À N’Djamena, le jour s’était à peine levé que les forces de sécurité emportaient l’un des visages les plus emblématiques de l’opposition tchadienne. L’interpellation musclée de Succès Masra, ancien Premier ministre et adversaire déclaré du président Mahamat Idriss Déby, marque un nouveau tournant dans une transition politique déjà minée par la méfiance.
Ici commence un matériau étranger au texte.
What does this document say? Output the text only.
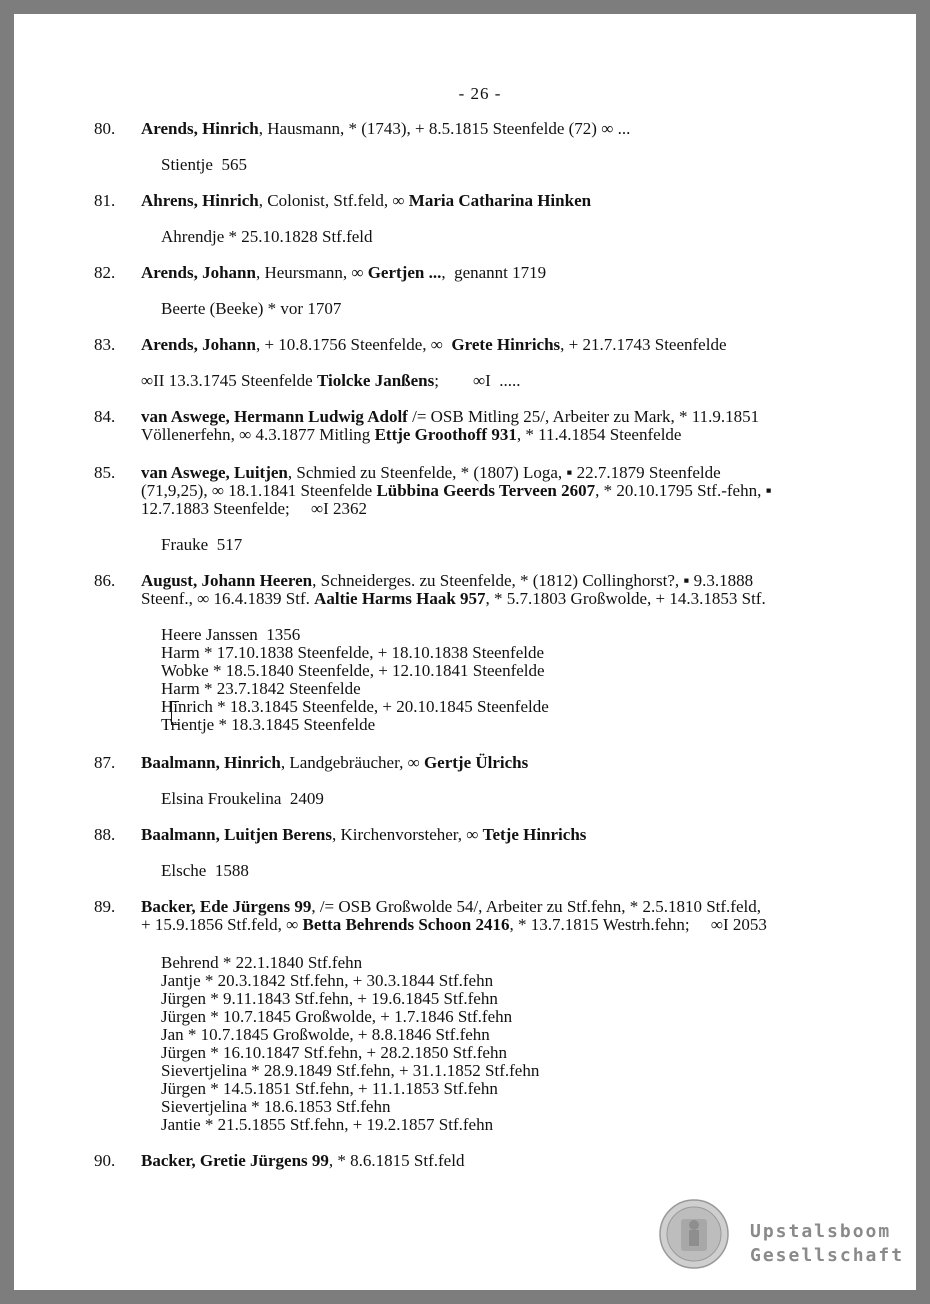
- 26 -
80. Arends, Hinrich, Hausmann, * (1743), + 8.5.1815 Steenfelde (72) ∞ ...
Stientje  565
81. Ahrens, Hinrich, Colonist, Stf.feld, ∞ Maria Catharina Hinken
Ahrendje * 25.10.1828 Stf.feld
82. Arends, Johann, Heursmann, ∞ Gertjen ...,  genannt 1719
Beerte (Beeke) * vor 1707
83. Arends, Johann, + 10.8.1756 Steenfelde, ∞  Grete Hinrichs, + 21.7.1743 Steenfelde
∞II 13.3.1745 Steenfelde Tiolcke Janßens;        ∞I  .....
84. van Aswege, Hermann Ludwig Adolf /= OSB Mitling 25/, Arbeiter zu Mark, * 11.9.1851
Völlenerfehn, ∞ 4.3.1877 Mitling Ettje Groothoff 931, * 11.4.1854 Steenfelde
85. van Aswege, Luitjen, Schmied zu Steenfelde, * (1807) Loga, ▪ 22.7.1879 Steenfelde
(71,9,25), ∞ 18.1.1841 Steenfelde Lübbina Geerds Terveen 2607, * 20.10.1795 Stf.-fehn, ▪
12.7.1883 Steenfelde;     ∞I 2362
Frauke  517
86. August, Johann Heeren, Schneiderges. zu Steenfelde, * (1812) Collinghorst?, ▪ 9.3.1888
Steenf., ∞ 16.4.1839 Stf. Aaltie Harms Haak 957, * 5.7.1803 Großwolde, + 14.3.1853 Stf.
Heere Janssen  1356
Harm * 17.10.1838 Steenfelde, + 18.10.1838 Steenfelde
Wobke * 18.5.1840 Steenfelde, + 12.10.1841 Steenfelde
Harm * 23.7.1842 Steenfelde
Hinrich * 18.3.1845 Steenfelde, + 20.10.1845 Steenfelde
Trientje * 18.3.1845 Steenfelde
87. Baalmann, Hinrich, Landgebräucher, ∞ Gertje Ülrichs
Elsina Froukelina  2409
88. Baalmann, Luitjen Berens, Kirchenvorsteher, ∞ Tetje Hinrichs
Elsche  1588
89. Backer, Ede Jürgens 99, /= OSB Großwolde 54/, Arbeiter zu Stf.fehn, * 2.5.1810 Stf.feld,
+ 15.9.1856 Stf.feld, ∞ Betta Behrends Schoon 2416, * 13.7.1815 Westrh.fehn;     ∞I 2053
Behrend * 22.1.1840 Stf.fehn
Jantje * 20.3.1842 Stf.fehn, + 30.3.1844 Stf.fehn
Jürgen * 9.11.1843 Stf.fehn, + 19.6.1845 Stf.fehn
Jürgen * 10.7.1845 Großwolde, + 1.7.1846 Stf.fehn
Jan * 10.7.1845 Großwolde, + 8.8.1846 Stf.fehn
Jürgen * 16.10.1847 Stf.fehn, + 28.2.1850 Stf.fehn
Sievertjelina * 28.9.1849 Stf.fehn, + 31.1.1852 Stf.fehn
Jürgen * 14.5.1851 Stf.fehn, + 11.1.1853 Stf.fehn
Sievertjelina * 18.6.1853 Stf.fehn
Jantie * 21.5.1855 Stf.fehn, + 19.2.1857 Stf.fehn
90. Backer, Gretie Jürgens 99, * 8.6.1815 Stf.feld
Upstalsboom
Gesellschaft
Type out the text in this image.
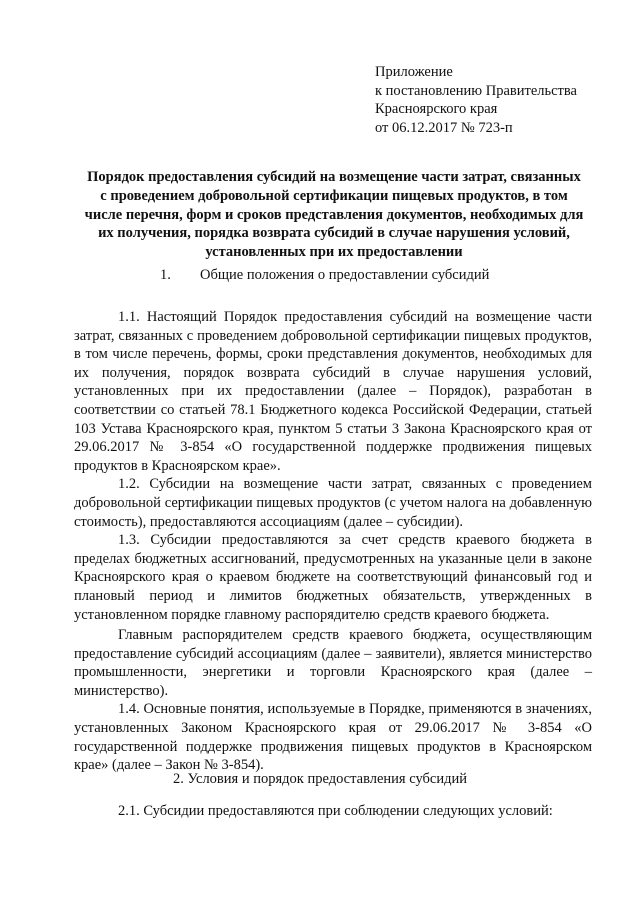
Приложение
к постановлению Правительства
Красноярского края
от 06.12.2017 № 723-п
Порядок предоставления субсидий на возмещение части затрат, связанных с проведением добровольной сертификации пищевых продуктов, в том числе перечня, форм и сроков представления документов, необходимых для их получения, порядка возврата субсидий в случае нарушения условий, установленных при их предоставлении
1. Общие положения о предоставлении субсидий

1.1. Настоящий Порядок предоставления субсидий на возмещение части затрат, связанных с проведением добровольной сертификации пищевых продуктов, в том числе перечень, формы, сроки представления документов, необходимых для их получения, порядок возврата субсидий в случае нарушения условий, установленных при их предоставлении (далее – Порядок), разработан в соответствии со статьей 78.1 Бюджетного кодекса Российской Федерации, статьей 103 Устава Красноярского края, пунктом 5 статьи 3 Закона Красноярского края от 29.06.2017 № 3-854 «О государственной поддержке продвижения пищевых продуктов в Красноярском крае».

1.2. Субсидии на возмещение части затрат, связанных с проведением добровольной сертификации пищевых продуктов (с учетом налога на добавленную стоимость), предоставляются ассоциациям (далее – субсидии).

1.3. Субсидии предоставляются за счет средств краевого бюджета в пределах бюджетных ассигнований, предусмотренных на указанные цели в законе Красноярского края о краевом бюджете на соответствующий финансовый год и плановый период и лимитов бюджетных обязательств, утвержденных в установленном порядке главному распорядителю средств краевого бюджета.

Главным распорядителем средств краевого бюджета, осуществляющим предоставление субсидий ассоциациям (далее – заявители), является министерство промышленности, энергетики и торговли Красноярского края (далее – министерство).

1.4. Основные понятия, используемые в Порядке, применяются в значениях, установленных Законом Красноярского края от 29.06.2017 № 3-854 «О государственной поддержке продвижения пищевых продуктов в Красноярском крае» (далее – Закон № 3-854).

2. Условия и порядок предоставления субсидий
2.1. Субсидии предоставляются при соблюдении следующих условий:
Derrière les accusations officielles, c’est une démocratie fragile qui vacille, à l’ombre des armes et des silences forcés.
L’ancien Premier ministre tchadien et leader de l’opposition, Succès Masra, a été interpellé à l’aube ce vendredi à son domicile de N’Djamena par des forces de sécurité, a annoncé son parti, Les Transformateurs, qui dénonce un « enlèvement ».
Selon un message publié sur la page Facebook officielle du parti, « le président Succès Masra vient d’être enlevé manu militari ce jour 16 mai 2025 à 5h56 de notre résidence », laquelle sert également de siège au mouvement. Une vidéo de surveillance, diffusée par le parti, montre l’opposant entouré d’une dizaine d’hommes en uniforme militaire et armés, quittant les lieux sous escorte.
Le procureur de la République, Oumar Mahamat Kedelaye, a confirmé l’arrestation de M. Masra, l’accusant d’avoir incité à la haine et à la violence via des publications sur les réseaux sociaux. Ces messages auraient appelé la population à s’armer contre une communauté spécifique dans la province du Logone Occidental, où des affrontements intercommunautaires ont récemment causé la mort de 42 personnes.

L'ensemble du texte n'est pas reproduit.